Exhibition Sites
Site #3 Zineb Sedira
Mise-en-scène,
2019
Editing
of found 35 and 16 mm film sequences, scanned and transcribed into video,
colour, sound
Music: Mohamed Iguerbouchène
The
Algerian film industry experienced a great boom between the 1960s and the end
of the 1980s, favouring the development of a film-loving people and a political
conscience. But since then, the industry and the archives have suffered the
consequences of the deterioration of the political and economic situation.
This
short video consists of image sequences taken from various militant films made
in Algeria from 1960 onwards. This archival material has been edited to create
a new narrative. The work evokes the diversity of films screened in Algeria.

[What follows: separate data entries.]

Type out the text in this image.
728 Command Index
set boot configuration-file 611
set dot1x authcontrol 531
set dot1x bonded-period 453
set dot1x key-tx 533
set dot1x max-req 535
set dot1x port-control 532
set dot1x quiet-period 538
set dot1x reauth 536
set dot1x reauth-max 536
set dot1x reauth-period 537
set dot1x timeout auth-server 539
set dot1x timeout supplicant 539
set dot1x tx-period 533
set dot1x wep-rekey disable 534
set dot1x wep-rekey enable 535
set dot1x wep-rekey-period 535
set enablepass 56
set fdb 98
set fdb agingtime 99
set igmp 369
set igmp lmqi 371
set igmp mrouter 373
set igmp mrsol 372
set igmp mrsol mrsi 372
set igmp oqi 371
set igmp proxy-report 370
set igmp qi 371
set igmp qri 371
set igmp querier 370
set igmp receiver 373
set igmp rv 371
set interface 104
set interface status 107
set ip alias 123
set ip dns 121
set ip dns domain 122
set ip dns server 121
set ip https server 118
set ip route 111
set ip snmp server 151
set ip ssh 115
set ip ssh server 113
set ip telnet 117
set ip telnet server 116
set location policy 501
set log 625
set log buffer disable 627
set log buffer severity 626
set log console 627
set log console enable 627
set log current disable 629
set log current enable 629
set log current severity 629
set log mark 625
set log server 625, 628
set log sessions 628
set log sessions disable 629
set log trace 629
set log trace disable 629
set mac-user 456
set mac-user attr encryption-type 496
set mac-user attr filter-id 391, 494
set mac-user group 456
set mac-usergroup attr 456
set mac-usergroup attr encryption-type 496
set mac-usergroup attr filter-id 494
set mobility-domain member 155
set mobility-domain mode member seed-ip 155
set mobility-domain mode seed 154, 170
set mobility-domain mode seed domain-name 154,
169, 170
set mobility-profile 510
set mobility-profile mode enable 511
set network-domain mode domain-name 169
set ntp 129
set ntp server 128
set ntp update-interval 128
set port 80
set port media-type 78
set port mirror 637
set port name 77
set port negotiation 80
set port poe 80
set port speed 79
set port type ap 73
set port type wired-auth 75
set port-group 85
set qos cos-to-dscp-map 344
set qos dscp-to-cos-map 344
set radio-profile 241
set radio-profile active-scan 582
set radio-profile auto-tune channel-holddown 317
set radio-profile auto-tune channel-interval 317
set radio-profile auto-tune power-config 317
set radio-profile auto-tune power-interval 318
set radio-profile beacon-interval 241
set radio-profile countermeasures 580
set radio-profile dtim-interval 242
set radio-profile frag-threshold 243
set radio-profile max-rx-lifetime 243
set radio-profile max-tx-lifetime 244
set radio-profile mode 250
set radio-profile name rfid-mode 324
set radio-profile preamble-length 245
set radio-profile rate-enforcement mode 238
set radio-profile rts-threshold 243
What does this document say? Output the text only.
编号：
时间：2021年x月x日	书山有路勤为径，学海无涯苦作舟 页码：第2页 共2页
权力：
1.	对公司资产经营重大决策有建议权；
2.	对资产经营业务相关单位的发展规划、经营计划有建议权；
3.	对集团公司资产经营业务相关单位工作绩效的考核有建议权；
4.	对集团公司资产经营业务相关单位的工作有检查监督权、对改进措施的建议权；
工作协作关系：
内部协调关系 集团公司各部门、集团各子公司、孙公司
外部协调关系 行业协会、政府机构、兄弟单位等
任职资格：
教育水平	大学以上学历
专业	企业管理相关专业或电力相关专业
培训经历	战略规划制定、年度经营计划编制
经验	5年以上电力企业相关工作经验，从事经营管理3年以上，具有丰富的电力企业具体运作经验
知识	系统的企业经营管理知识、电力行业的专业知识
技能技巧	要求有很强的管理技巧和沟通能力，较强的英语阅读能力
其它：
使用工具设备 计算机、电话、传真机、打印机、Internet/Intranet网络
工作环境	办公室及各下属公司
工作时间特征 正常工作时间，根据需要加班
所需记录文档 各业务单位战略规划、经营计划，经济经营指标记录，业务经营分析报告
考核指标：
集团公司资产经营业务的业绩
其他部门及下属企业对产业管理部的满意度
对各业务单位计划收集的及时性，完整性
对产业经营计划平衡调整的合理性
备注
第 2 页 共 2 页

Certain sequences lead us to remember the political action in this country,
which was one of the African nations where the liberation movements could best
prosper. Others show the traces of time, which has deteriorated the chemical
composition and the emulsion of the film, resulting in abstract images with a
grainy texture. Sedira uses these sequences, where the filmed scenes are
difficult to recognize, to demonstrate the disappearance of memory and the
pitfalls inherent in the use of archives as resources. One can also see in this
act of appropriation a direct reference to the experimental cinema and the
structural films of the 1960s, whose approach strictly opposes cinematic
conventions and explores non-narrative forms.